“In 1912, two years before the chapel gift was made, in his outgoing speech as governor, John Mead strongly urged the legislature to adopt policies and create legislation premised on eugenics theory. His call to action resulted in a movement, legislation, public policy, and the founding of a Vermont state institution that sterilized people—based on their race, sex, ethnicity, economic status, and their perceived physical conditions and cognitive disabilities. John Mead’s documented actions in this regard are counter in every way to our values as an institution, and counter to the spiritual purpose of a chapel, a place to nurture human dignity and possibility, and to inspire, embrace, and comfort all people.”
However, Douglas and others continue to cry foul over how the college has brushed over its far more significant ties to eugenics and scapegoated the former governor. The brief claims that “Middlebury College was literally, a Eugenicist factory, for over 50 years” with required classes on the practice and widespread support for the sterilization of what were called “defectives & degenerates.” The college was recognized as one of the schools teaching and advancing eugenics in the United States.

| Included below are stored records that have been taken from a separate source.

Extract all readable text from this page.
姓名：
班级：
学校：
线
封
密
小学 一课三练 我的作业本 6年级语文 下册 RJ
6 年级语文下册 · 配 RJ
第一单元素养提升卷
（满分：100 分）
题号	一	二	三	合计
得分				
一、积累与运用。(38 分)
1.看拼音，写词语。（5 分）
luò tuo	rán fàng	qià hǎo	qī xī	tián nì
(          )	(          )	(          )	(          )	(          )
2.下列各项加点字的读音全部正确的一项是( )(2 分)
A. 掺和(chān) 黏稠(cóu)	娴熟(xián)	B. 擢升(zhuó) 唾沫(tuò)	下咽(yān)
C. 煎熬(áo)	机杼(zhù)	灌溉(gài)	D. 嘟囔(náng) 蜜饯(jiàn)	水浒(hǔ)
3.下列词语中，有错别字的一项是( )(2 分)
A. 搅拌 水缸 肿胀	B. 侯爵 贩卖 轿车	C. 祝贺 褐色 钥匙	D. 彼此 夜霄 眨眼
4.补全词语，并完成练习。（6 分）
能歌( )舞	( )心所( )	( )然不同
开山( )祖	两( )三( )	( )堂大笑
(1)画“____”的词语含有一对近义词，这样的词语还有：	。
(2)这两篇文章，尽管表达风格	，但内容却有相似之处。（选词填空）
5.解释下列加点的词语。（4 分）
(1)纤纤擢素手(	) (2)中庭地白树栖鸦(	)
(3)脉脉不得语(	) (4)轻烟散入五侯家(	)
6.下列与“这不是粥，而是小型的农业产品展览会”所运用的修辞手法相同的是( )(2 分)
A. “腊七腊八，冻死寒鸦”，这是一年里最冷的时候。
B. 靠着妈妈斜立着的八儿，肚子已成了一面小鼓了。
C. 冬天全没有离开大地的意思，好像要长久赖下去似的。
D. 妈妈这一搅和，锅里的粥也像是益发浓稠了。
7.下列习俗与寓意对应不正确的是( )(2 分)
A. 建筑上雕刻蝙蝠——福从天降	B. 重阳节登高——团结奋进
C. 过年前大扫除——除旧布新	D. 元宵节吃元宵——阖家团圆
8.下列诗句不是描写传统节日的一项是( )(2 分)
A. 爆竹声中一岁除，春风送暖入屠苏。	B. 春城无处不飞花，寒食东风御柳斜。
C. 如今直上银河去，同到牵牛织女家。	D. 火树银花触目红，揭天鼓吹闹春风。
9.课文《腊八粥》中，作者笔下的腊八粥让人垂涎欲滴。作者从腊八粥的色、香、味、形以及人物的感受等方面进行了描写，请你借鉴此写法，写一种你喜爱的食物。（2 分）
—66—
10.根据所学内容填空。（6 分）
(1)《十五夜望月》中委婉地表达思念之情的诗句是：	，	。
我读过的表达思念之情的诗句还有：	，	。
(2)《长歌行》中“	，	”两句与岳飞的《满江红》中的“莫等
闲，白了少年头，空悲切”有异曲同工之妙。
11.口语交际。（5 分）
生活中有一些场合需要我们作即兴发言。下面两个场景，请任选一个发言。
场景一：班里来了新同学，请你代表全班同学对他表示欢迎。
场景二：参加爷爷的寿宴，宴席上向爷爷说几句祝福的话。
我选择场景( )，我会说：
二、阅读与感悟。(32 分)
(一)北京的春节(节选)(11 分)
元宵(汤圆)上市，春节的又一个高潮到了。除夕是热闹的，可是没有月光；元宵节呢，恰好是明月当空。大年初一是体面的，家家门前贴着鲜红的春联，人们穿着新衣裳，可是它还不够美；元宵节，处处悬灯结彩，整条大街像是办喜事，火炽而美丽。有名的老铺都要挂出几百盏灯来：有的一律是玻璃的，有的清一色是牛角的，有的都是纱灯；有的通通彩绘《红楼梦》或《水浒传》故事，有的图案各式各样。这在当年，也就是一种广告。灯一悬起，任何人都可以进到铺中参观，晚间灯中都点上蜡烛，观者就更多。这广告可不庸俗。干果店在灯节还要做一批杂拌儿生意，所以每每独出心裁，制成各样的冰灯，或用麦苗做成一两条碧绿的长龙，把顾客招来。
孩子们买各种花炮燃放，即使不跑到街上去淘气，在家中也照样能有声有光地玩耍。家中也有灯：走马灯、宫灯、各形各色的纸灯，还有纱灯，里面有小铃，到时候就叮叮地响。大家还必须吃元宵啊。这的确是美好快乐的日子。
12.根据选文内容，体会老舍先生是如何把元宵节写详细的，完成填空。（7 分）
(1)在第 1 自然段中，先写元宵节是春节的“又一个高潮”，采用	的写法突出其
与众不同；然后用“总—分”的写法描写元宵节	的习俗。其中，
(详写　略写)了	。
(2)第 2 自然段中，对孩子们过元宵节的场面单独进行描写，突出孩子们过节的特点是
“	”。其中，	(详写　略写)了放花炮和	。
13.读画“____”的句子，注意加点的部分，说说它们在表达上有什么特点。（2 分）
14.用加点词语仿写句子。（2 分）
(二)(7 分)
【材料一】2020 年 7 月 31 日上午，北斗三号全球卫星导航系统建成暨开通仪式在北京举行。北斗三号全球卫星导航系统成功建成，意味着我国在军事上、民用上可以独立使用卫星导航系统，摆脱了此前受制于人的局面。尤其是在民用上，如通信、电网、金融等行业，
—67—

Douglas compares that history with the single reference to eugenics cited by the college in Mead’s 1912 Farewell Address. He claims that “reviewing the long history of Eugenics at Middlebury College from 1895 to 1946, brings one to the inescapable conclusion that it was Middlebury College itself which contributed to the philosophical and scientific basis for the Nazi program of Eugenics, not one speech in 1912 by Governor Mead.” This allegedly included press conferences and courses advancing the theory.
As discussed in my book, The Indispensable Right,” Supreme Court Justice Oliver Wendell Holmes upheld such sterilizations in his infamous Buck v. Bell decision where he declared that “three Generations of Imbeciles are Enough.”
Douglas told The College Fix the issue is one of integrity and the commitment to donors. He insisted that it must be courts, not colleges, that should make such decisions.
Critics have accused the college of using the name removal as a type of historical cancel campaign and virtue signaling. The alternative would have been to keep the name while acknowledging the troubling connection for both Mead and the college to the study of eugenics.